Step 1: We admitted we were powerless over alcohol--that our lives had become unmanageable.

A must move from arrogance and pride to humility. Without this step the prognosis is poor because A will feel that others are imposing the treatment for a nonexistent problem.

Step 2:Came to believe that a power greater than ourselves could restore us to sanity.

Step 3:Made a decision to turn our will and our lives over to the care of God as we understood him.

A must believe in a higher power and make a conscious decision to surrender to it. 

Step 4: Made a searching and fearless moral inventory of our selves.

A engages in a process of humble soul searching, fully expecting to find flaws. This self examination must be critical and must not allow for excuses to be made. 

Step 5: Admitted to God, to ourselves and to another human being the exact nature of our wrongs.

Confession to God and to another person. AA members find sponsors, who listen to them and help them if they slip.

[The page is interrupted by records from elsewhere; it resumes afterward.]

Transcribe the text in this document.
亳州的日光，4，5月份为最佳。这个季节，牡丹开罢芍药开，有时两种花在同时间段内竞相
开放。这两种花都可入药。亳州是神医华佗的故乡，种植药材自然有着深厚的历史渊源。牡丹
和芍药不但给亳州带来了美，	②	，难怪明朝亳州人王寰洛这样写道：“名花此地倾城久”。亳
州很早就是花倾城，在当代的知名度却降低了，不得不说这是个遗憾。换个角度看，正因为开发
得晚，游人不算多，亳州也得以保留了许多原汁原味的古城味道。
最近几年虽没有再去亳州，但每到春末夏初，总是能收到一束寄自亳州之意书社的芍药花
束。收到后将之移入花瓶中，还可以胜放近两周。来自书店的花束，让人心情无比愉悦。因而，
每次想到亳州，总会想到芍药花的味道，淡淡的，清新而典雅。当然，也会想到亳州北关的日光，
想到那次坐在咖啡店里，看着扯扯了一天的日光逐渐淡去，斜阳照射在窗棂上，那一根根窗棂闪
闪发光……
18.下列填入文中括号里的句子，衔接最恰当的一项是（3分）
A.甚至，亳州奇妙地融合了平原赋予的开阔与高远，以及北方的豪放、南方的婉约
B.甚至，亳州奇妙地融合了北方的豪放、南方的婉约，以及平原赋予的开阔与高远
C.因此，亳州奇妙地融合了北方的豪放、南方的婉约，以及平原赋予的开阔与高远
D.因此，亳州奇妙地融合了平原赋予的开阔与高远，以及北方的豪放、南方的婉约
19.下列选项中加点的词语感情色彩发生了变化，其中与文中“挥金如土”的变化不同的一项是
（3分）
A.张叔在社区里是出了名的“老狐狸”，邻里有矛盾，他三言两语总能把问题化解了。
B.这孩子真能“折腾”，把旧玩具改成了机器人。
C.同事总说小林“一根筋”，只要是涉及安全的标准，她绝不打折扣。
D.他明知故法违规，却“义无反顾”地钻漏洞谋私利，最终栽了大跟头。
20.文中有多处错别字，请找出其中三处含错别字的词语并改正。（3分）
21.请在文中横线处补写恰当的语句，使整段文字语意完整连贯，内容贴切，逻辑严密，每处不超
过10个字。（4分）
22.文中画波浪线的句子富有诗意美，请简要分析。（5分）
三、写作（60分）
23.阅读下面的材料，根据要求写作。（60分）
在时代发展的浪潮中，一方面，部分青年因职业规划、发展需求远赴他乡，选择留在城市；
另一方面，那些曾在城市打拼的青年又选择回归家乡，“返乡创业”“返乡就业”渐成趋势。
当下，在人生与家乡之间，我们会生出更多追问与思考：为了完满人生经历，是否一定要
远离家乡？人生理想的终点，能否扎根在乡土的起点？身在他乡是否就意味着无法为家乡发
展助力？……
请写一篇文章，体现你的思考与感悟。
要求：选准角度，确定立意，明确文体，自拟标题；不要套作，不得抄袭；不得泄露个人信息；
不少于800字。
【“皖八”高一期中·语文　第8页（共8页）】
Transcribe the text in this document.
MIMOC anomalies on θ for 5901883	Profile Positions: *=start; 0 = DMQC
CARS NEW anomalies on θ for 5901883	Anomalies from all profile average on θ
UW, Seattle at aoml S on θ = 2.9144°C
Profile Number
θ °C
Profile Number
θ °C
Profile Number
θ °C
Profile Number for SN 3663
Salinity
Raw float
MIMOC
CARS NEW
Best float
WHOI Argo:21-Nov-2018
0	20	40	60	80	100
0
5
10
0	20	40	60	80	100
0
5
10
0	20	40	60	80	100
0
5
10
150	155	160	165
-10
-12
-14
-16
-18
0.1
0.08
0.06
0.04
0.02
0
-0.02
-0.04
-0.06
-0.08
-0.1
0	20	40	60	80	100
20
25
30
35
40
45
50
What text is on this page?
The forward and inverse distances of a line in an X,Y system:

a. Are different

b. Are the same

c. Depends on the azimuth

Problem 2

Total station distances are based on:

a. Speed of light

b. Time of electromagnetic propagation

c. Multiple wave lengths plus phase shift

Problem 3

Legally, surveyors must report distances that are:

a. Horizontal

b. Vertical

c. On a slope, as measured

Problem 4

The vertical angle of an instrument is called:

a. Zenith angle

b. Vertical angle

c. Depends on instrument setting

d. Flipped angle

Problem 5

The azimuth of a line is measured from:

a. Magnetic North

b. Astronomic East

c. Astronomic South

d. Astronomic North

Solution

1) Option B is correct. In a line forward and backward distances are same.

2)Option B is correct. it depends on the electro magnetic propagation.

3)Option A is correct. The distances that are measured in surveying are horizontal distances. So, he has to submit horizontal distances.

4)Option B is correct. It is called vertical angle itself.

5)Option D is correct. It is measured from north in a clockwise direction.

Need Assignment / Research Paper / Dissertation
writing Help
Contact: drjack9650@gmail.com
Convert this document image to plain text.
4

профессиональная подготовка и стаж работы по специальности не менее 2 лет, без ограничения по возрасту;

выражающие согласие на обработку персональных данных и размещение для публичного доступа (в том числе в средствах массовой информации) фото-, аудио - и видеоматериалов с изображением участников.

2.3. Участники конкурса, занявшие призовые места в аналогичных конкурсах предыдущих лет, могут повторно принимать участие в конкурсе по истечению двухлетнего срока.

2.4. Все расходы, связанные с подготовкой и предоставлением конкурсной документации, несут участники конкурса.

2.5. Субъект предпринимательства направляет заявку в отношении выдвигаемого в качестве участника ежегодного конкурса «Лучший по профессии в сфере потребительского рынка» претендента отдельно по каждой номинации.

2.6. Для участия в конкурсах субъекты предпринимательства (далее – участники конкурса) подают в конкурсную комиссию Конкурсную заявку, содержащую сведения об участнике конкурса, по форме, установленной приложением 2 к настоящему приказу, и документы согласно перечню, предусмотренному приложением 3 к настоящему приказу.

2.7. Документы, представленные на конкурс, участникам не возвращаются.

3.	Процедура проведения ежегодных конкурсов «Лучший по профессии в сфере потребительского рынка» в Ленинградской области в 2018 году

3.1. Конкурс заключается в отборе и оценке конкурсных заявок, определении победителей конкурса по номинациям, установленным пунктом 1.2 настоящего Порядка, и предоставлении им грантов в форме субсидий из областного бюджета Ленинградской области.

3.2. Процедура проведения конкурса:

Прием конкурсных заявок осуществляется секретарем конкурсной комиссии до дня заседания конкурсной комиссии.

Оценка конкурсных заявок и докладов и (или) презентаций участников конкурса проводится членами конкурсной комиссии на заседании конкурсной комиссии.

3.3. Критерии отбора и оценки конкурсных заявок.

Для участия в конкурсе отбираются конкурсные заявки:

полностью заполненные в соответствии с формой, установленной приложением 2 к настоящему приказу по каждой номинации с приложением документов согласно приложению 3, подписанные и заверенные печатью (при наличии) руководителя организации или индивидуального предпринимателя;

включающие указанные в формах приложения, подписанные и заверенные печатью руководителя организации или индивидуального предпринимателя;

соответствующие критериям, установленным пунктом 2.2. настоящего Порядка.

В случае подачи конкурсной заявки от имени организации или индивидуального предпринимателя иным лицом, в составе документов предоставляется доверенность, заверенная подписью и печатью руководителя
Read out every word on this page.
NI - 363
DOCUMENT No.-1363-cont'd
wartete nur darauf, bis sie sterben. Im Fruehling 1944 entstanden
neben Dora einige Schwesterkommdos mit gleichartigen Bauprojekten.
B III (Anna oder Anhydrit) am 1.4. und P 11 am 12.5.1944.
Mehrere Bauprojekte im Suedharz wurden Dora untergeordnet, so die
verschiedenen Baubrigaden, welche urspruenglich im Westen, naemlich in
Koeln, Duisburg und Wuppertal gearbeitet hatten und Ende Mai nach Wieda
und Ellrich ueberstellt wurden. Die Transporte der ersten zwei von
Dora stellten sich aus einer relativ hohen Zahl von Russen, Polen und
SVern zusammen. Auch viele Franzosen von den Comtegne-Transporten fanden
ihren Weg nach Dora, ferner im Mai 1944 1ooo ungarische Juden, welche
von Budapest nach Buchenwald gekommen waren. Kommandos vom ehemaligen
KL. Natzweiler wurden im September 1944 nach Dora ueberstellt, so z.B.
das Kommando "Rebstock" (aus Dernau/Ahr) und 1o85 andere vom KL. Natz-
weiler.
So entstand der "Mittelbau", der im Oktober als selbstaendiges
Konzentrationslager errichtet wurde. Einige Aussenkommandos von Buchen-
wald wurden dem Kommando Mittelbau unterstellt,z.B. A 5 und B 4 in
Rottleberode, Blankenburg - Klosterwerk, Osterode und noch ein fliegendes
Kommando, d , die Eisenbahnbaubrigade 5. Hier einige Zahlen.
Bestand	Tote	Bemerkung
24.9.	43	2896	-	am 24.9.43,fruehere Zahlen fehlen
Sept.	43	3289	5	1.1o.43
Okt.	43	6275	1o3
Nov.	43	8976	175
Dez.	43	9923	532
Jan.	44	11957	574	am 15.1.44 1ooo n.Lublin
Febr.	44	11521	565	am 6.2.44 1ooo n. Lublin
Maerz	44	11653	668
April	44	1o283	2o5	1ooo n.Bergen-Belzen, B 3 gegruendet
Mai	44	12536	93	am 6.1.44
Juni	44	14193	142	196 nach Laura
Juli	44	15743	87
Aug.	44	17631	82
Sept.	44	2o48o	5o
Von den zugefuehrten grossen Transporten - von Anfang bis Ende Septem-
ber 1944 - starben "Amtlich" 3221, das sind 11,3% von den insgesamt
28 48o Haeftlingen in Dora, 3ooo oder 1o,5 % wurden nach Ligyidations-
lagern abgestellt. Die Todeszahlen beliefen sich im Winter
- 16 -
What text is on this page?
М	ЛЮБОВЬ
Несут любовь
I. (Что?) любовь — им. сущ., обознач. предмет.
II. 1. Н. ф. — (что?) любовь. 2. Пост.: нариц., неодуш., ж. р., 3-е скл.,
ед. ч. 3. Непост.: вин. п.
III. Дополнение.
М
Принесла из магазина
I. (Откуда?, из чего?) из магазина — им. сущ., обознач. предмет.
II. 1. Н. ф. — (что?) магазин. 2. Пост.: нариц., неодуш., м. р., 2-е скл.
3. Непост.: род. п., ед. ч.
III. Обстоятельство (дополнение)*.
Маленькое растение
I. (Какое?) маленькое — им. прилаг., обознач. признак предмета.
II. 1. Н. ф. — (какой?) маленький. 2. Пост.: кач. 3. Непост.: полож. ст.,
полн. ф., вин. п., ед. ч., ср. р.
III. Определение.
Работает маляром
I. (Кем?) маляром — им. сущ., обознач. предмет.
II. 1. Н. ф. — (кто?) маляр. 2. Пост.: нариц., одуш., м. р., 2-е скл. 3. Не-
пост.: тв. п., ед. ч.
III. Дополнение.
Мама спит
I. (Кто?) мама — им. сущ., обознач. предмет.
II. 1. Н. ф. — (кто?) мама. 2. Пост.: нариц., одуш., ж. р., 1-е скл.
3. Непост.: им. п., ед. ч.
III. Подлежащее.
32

Step 6: Were entirely ready to have God remove all these defects of character.

Step 7: Humbly asked Him to remove our shortcomings.

A must show a willingness to change with the help of a higher power. In the new state of humility, A beseeches God to change him/her.

Step 8: Made a list of all persons we have harmed, and became willing to make amends to tham all.

Now A thinks of his/her wrongdoings in terms of people they have harmed. The focus now shifts to others rather than the self. 

Step 9: Made direct amends to such people wherever possible, except when to do so would injure them or others.

A must make amends. This is a kind of penance.

Step 10: Continued to take personal inventory and when we were wrong, promptly admitted it.

Specifies that the process of taking personal inventory is a continuous one and confession is a continuous process.

Step 11: Sought through prayer and meditation to improve our conscious contact with God as we understood Him, praying only for knowledge of His will for us and the power to carry that out.

A's life must take on a specifically religious tone. A must not ask God for what he/she wants, but must ask that he/she be shown what God wants. Once again, the tone of humility and atonement is struck. 

Step 12: Having had a spiritual awakening as the result of these steps, we tried to carry this message to alcoholics and to practice these principles in all our affairs.

A agrees to become God's servant by "showing the way" to other alcoholics. By "working the steps," the alcoholic makes his/her life a model of humility and atonement. This mirrors a Puritan belief that the only evidence that one's spiritual condition has changed is visible evidence of a new responsibility toward others in one's outward practice. 

*The analysis of the Steps (italics) is taken primarily from John Jung, Psychology of Alcohol and Other Drugs (Thousand Oaks, Calif., Sage, 2001, pp. 408-411). The Steps themselves (boldface type) come from AA World Services, Twelve Steps and Twelve Traditions.

The above analysis shows that AA has many components of religious conversion and ritual.